Éditeur(s) : Kana 2005
Auteurs: Moebius et Taniguchi
Tokyo est la cible d'attaques terroristes kamikazes occasionnées par des hommes-éprouvettes capables de s'«auto-exploser». Dans ce contexte vient au monde un enfant hors normes capable de voler. Le monde scientifique est immédiatement aux aguets et le nourrisson, baptisé Icare, est isolé sous le couvert du secret défense. Vivant en cage, complètement coupé du monde, il sera docilement un sujet d'étude pendant vingt ans. Mais il est impossible de canaliser éternellement un être doté d'un tel pouvoir...

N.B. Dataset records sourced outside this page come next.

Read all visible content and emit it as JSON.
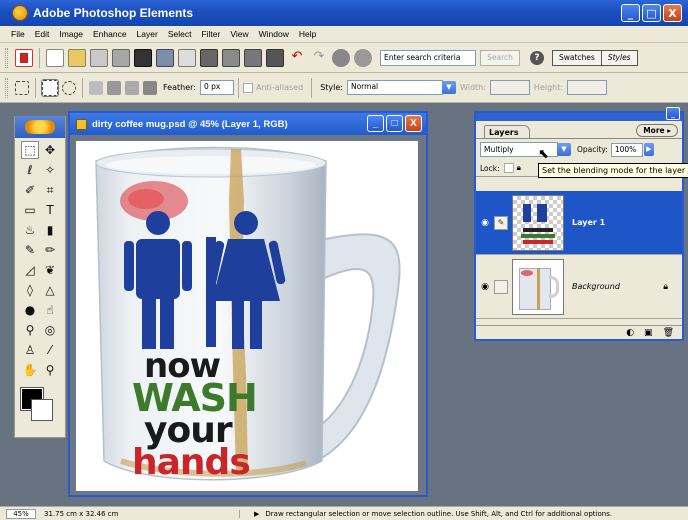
{
  "app": {
    "title": "Adobe Photoshop Elements",
    "window_buttons": [
      "_",
      "□",
      "X"
    ]
  },
  "menu": [
    "File",
    "Edit",
    "Image",
    "Enhance",
    "Layer",
    "Select",
    "Filter",
    "View",
    "Window",
    "Help"
  ],
  "shortcuts_bar": {
    "search_placeholder": "Enter search criteria",
    "search_button": "Search",
    "palette_tabs": [
      "Swatches",
      "Styles"
    ]
  },
  "options_bar": {
    "feather_label": "Feather:",
    "feather_value": "0 px",
    "antialiased_label": "Anti-aliased",
    "style_label": "Style:",
    "style_value": "Normal",
    "width_label": "Width:",
    "height_label": "Height:"
  },
  "document": {
    "title": "dirty coffee mug.psd @ 45% (Layer 1, RGB)",
    "mug_text": [
      "now",
      "WASH",
      "your",
      "hands"
    ]
  },
  "layers_palette": {
    "tab": "Layers",
    "more_button": "More ▸",
    "blend_mode": "Multiply",
    "opacity_label": "Opacity:",
    "opacity_value": "100%",
    "lock_label": "Lock:",
    "tooltip": "Set the blending mode for the layer",
    "layers": [
      {
        "name": "Layer 1",
        "selected": true
      },
      {
        "name": "Background",
        "selected": false
      }
    ]
  },
  "statusbar": {
    "zoom": "45%",
    "dimensions": "31.75 cm x 32.46 cm",
    "hint": "Draw rectangular selection or move selection outline. Use Shift, Alt, and Ctrl for additional options."
  },
  "colors": {
    "title_blue": "#1b4fbf",
    "chrome": "#ece9d8",
    "workspace": "#687382",
    "selected_layer": "#1e56c8",
    "mug_red": "#c8262a",
    "mug_green": "#3e7a2c",
    "figure_blue": "#1f3f9c"
  }
}
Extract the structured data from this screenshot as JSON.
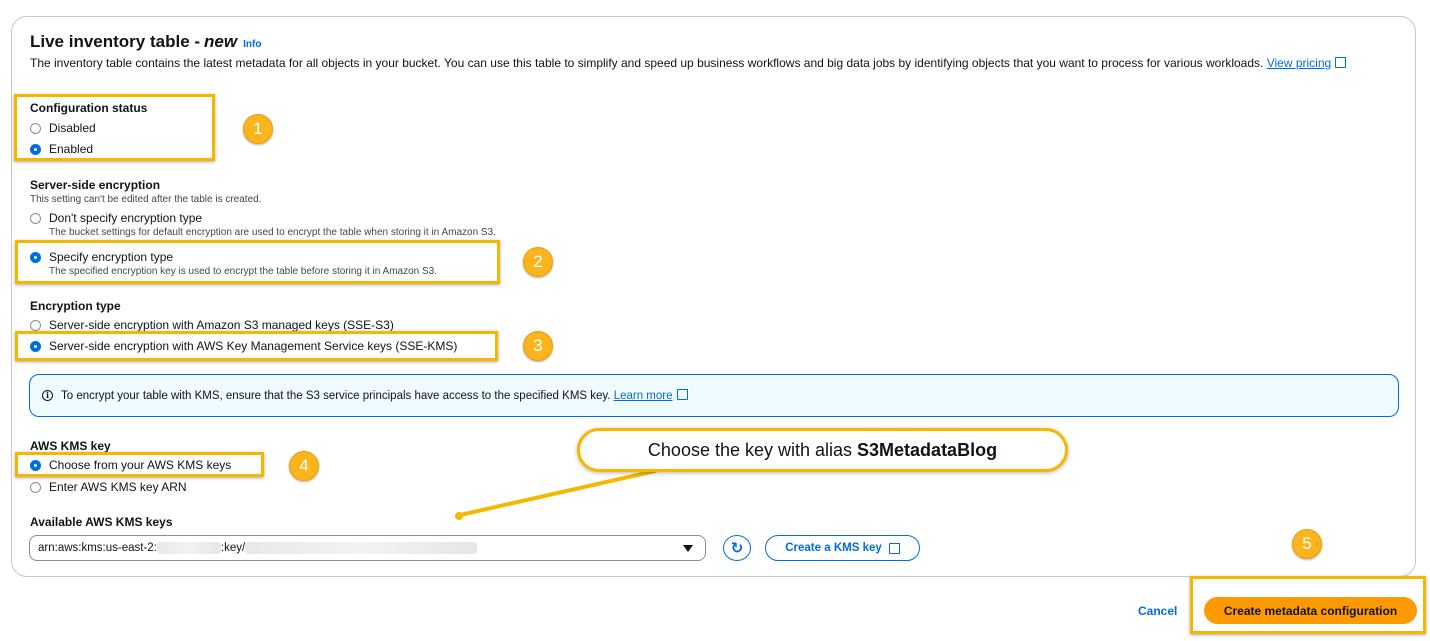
{
  "header": {
    "title": "Live inventory table -",
    "title_new": "new",
    "info_label": "Info",
    "description": "The inventory table contains the latest metadata for all objects in your bucket. You can use this table to simplify and speed up business workflows and big data jobs by identifying objects that you want to process for various workloads.",
    "pricing_link": "View pricing"
  },
  "configuration_status": {
    "label": "Configuration status",
    "options": [
      {
        "label": "Disabled",
        "checked": false
      },
      {
        "label": "Enabled",
        "checked": true
      }
    ]
  },
  "server_side_encryption": {
    "label": "Server-side encryption",
    "hint": "This setting can't be edited after the table is created.",
    "options": [
      {
        "label": "Don't specify encryption type",
        "description": "The bucket settings for default encryption are used to encrypt the table when storing it in Amazon S3.",
        "checked": false
      },
      {
        "label": "Specify encryption type",
        "description": "The specified encryption key is used to encrypt the table before storing it in Amazon S3.",
        "checked": true
      }
    ]
  },
  "encryption_type": {
    "label": "Encryption type",
    "options": [
      {
        "label": "Server-side encryption with Amazon S3 managed keys (SSE-S3)",
        "checked": false
      },
      {
        "label": "Server-side encryption with AWS Key Management Service keys (SSE-KMS)",
        "checked": true
      }
    ]
  },
  "alert": {
    "text": "To encrypt your table with KMS, ensure that the S3 service principals have access to the specified KMS key.",
    "link": "Learn more"
  },
  "kms_key": {
    "label": "AWS KMS key",
    "options": [
      {
        "label": "Choose from your AWS KMS keys",
        "checked": true
      },
      {
        "label": "Enter AWS KMS key ARN",
        "checked": false
      }
    ],
    "available_label": "Available AWS KMS keys",
    "selected_prefix": "arn:aws:kms:us-east-2:",
    "selected_middle": ":key/",
    "create_button": "Create a KMS key"
  },
  "callout": {
    "text": "Choose the key with alias",
    "alias": "S3MetadataBlog"
  },
  "badges": [
    "1",
    "2",
    "3",
    "4",
    "5"
  ],
  "footer": {
    "cancel": "Cancel",
    "submit": "Create metadata configuration"
  },
  "colors": {
    "accent": "#006ce0",
    "highlight": "#f5b800",
    "primary_button": "#ff9900"
  }
}
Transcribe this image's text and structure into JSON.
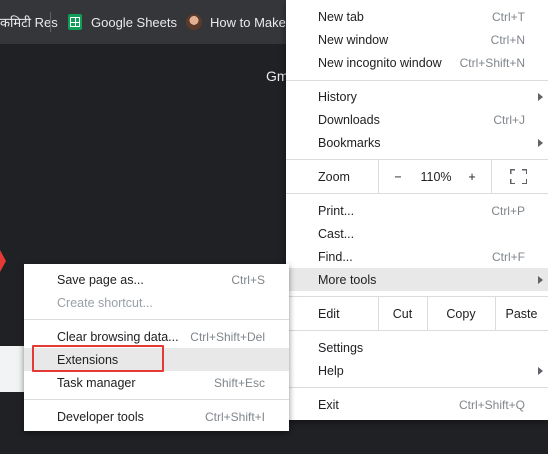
{
  "bookmarks": [
    {
      "label": "कमिटी Res"
    },
    {
      "label": "Google Sheets",
      "icon": "google-sheets-icon"
    },
    {
      "label": "How to Make",
      "icon": "avatar-icon"
    }
  ],
  "page": {
    "partial_text": "Gm"
  },
  "main_menu": {
    "new_tab": {
      "label": "New tab",
      "shortcut": "Ctrl+T"
    },
    "new_window": {
      "label": "New window",
      "shortcut": "Ctrl+N"
    },
    "new_incognito": {
      "label": "New incognito window",
      "shortcut": "Ctrl+Shift+N"
    },
    "history": {
      "label": "History"
    },
    "downloads": {
      "label": "Downloads",
      "shortcut": "Ctrl+J"
    },
    "bookmarks": {
      "label": "Bookmarks"
    },
    "zoom": {
      "label": "Zoom",
      "minus": "−",
      "value": "110%",
      "plus": "+"
    },
    "print": {
      "label": "Print...",
      "shortcut": "Ctrl+P"
    },
    "cast": {
      "label": "Cast..."
    },
    "find": {
      "label": "Find...",
      "shortcut": "Ctrl+F"
    },
    "more_tools": {
      "label": "More tools"
    },
    "edit": {
      "label": "Edit",
      "cut": "Cut",
      "copy": "Copy",
      "paste": "Paste"
    },
    "settings": {
      "label": "Settings"
    },
    "help": {
      "label": "Help"
    },
    "exit": {
      "label": "Exit",
      "shortcut": "Ctrl+Shift+Q"
    }
  },
  "sub_menu": {
    "save_page": {
      "label": "Save page as...",
      "shortcut": "Ctrl+S"
    },
    "create_shortcut": {
      "label": "Create shortcut..."
    },
    "clear_browsing": {
      "label": "Clear browsing data...",
      "shortcut": "Ctrl+Shift+Del"
    },
    "extensions": {
      "label": "Extensions"
    },
    "task_manager": {
      "label": "Task manager",
      "shortcut": "Shift+Esc"
    },
    "developer_tools": {
      "label": "Developer tools",
      "shortcut": "Ctrl+Shift+I"
    }
  },
  "colors": {
    "highlight_box": "#e53935",
    "hover_row": "#e8e8e9"
  }
}
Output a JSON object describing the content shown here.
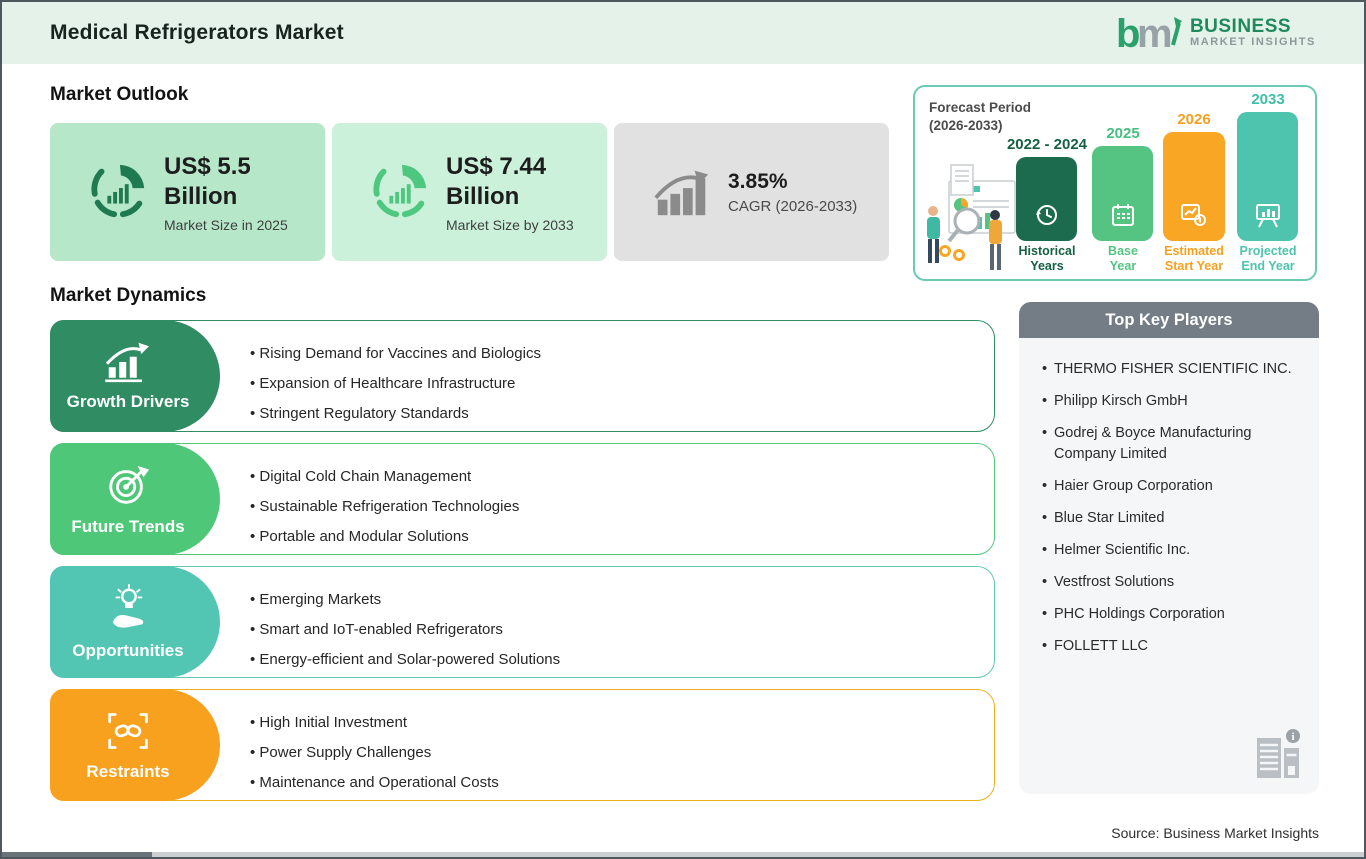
{
  "header": {
    "title": "Medical Refrigerators Market",
    "logo": {
      "mark": "bmi",
      "line1": "BUSINESS",
      "line2": "MARKET  INSIGHTS"
    }
  },
  "market_outlook": {
    "heading": "Market Outlook",
    "cards": [
      {
        "value": "US$ 5.5",
        "unit": "Billion",
        "label": "Market Size in 2025",
        "icon": "donut-chart-icon",
        "bg": "#b5e7c8",
        "icon_color": "#1f7a51"
      },
      {
        "value": "US$ 7.44",
        "unit": "Billion",
        "label": "Market Size by 2033",
        "icon": "donut-chart-icon",
        "bg": "#cbf1da",
        "icon_color": "#4ec77f"
      },
      {
        "value": "3.85%",
        "unit": "",
        "label": "CAGR (2026-2033)",
        "icon": "growth-chart-icon",
        "bg": "#e1e1e1",
        "icon_color": "#8b8b8b"
      }
    ]
  },
  "forecast_panel": {
    "title_line1": "Forecast Period",
    "title_line2": "(2026-2033)",
    "bars": [
      {
        "year": "2022 - 2024",
        "label1": "Historical",
        "label2": "Years",
        "color": "#1d6b4e",
        "icon": "history-clock-icon"
      },
      {
        "year": "2025",
        "label1": "Base",
        "label2": "Year",
        "color": "#55c482",
        "icon": "calendar-icon"
      },
      {
        "year": "2026",
        "label1": "Estimated",
        "label2": "Start Year",
        "color": "#f8a623",
        "icon": "estimate-gauge-icon"
      },
      {
        "year": "2033",
        "label1": "Projected",
        "label2": "End Year",
        "color": "#4ec3ae",
        "icon": "projection-board-icon"
      }
    ]
  },
  "market_dynamics": {
    "heading": "Market Dynamics",
    "rows": [
      {
        "title": "Growth Drivers",
        "color": "#2f8c63",
        "icon": "growth-bars-icon",
        "bullets": [
          "Rising Demand for Vaccines and Biologics",
          "Expansion of Healthcare Infrastructure",
          "Stringent Regulatory Standards"
        ]
      },
      {
        "title": "Future Trends",
        "color": "#4ec878",
        "icon": "target-icon",
        "bullets": [
          "Digital Cold Chain Management",
          "Sustainable Refrigeration Technologies",
          "Portable and Modular Solutions"
        ]
      },
      {
        "title": "Opportunities",
        "color": "#52c6b3",
        "icon": "bulb-hand-icon",
        "bullets": [
          "Emerging Markets",
          "Smart and IoT-enabled Refrigerators",
          "Energy-efficient and Solar-powered Solutions"
        ]
      },
      {
        "title": "Restraints",
        "color": "#f7a11f",
        "icon": "chain-icon",
        "bullets": [
          "High Initial Investment",
          "Power Supply Challenges",
          "Maintenance and Operational Costs"
        ]
      }
    ]
  },
  "key_players": {
    "heading": "Top Key Players",
    "players": [
      "THERMO FISHER SCIENTIFIC INC.",
      "Philipp Kirsch GmbH",
      "Godrej & Boyce Manufacturing Company Limited",
      "Haier Group Corporation",
      "Blue Star Limited",
      "Helmer Scientific Inc.",
      "Vestfrost Solutions",
      "PHC Holdings Corporation",
      "FOLLETT LLC"
    ],
    "icon": "building-icon"
  },
  "source": "Source: Business Market Insights",
  "colors": {
    "header_bg": "#e4f2ea",
    "dark_green": "#1d6b4e",
    "green": "#55c482",
    "teal": "#4ec3ae",
    "orange": "#f8a623",
    "sidebar_header": "#747c85",
    "sidebar_body": "#f4f6f7",
    "card_gray": "#e1e1e1"
  }
}
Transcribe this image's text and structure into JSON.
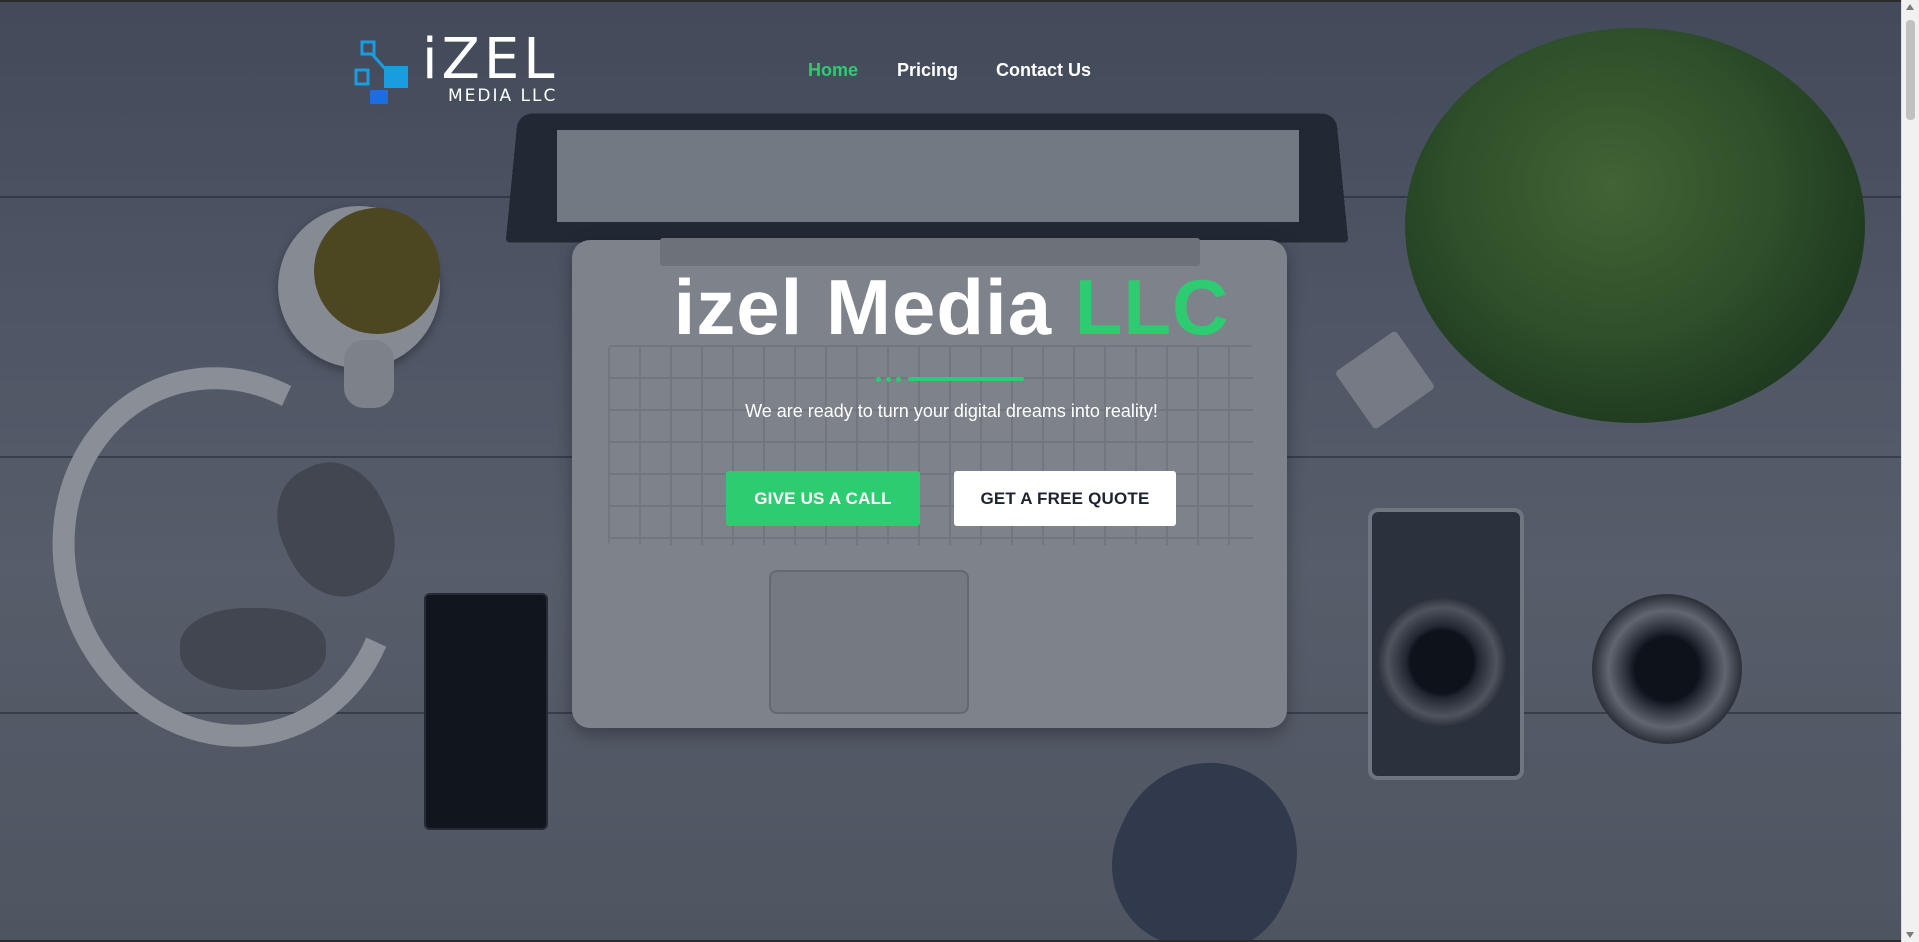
{
  "brand": {
    "logo_word": "iZEL",
    "logo_sub": "MEDIA LLC",
    "colors": {
      "accent": "#2ecc71",
      "logo_blue": "#1a9ce0"
    }
  },
  "nav": {
    "items": [
      {
        "label": "Home",
        "active": true
      },
      {
        "label": "Pricing",
        "active": false
      },
      {
        "label": "Contact Us",
        "active": false
      }
    ]
  },
  "hero": {
    "title_main": "izel Media ",
    "title_accent": "LLC",
    "subtitle": "We are ready to turn your digital dreams into reality!",
    "primary_button": "GIVE US A CALL",
    "secondary_button": "GET A FREE QUOTE"
  },
  "background": {
    "icon": "desk-photo-icon"
  }
}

Icare est une histoire imaginée par Moebius il y a maintenant quinze ans. Curieux de collaborer avec des auteurs japonais, il écrivit à l'époque une immense saga autour d'un enfant volant, dans un univers extrêmement riche. Lorsqu'il fut présenté à Jirô Taniguchi, le projet se concrétisa rapidement. Le mangaka a alors retravaillé le scénario, repensant par exemple l'approche sexuelle beaucoup plus trash à l'origine (sadomasochisme, scatologie), et les premières pages furent publiées en 1997 dans une revue hebdomadaire. Mais, le succès n'étant pas au rendez-vous, l'entreprise ne put être menée correctement à son terme et Taniguchi dut se contraindre à quelque peu accélérer l'histoire et y apporter une conclusion abrupte. Ainsi, Icare est construit sur un univers dense et complexe, regorge de très bonnes idées, mais en fin de lecture, de nombreuses questions restent sans réponses et la frustration est inévitable. Malgré cela, l'histoire est passionnante d'un bout à l'autre.
Le récit d'un enfant aux pouvoirs exceptionnels tenu au secret par des scientifiques fait évidemment penser à Akira. Une référence totalement assumée et renforcée par un style graphique très proche de celui d'Otomo. Taniguchi montre en effet une nouvelle étendue de son talent. Lui qui nous avait habitué à un style très posé, lent et contemplatif, il nous surprend ici avec des scènes d'action de toute beauté et d'une rare efficacité. La pudeur et la retenue qu'on lui connaît laisse aussi la place à la sensualité, même si elle est traitée avec beaucoup de sensibilité, loin de l'idée première que devait s'en faire Moebius. Le résultat est donc moins personnel et représentatif du répertoire de Taniguchi, mais ça n'en est pas moins une réussite totale et un vrai régal pour les yeux.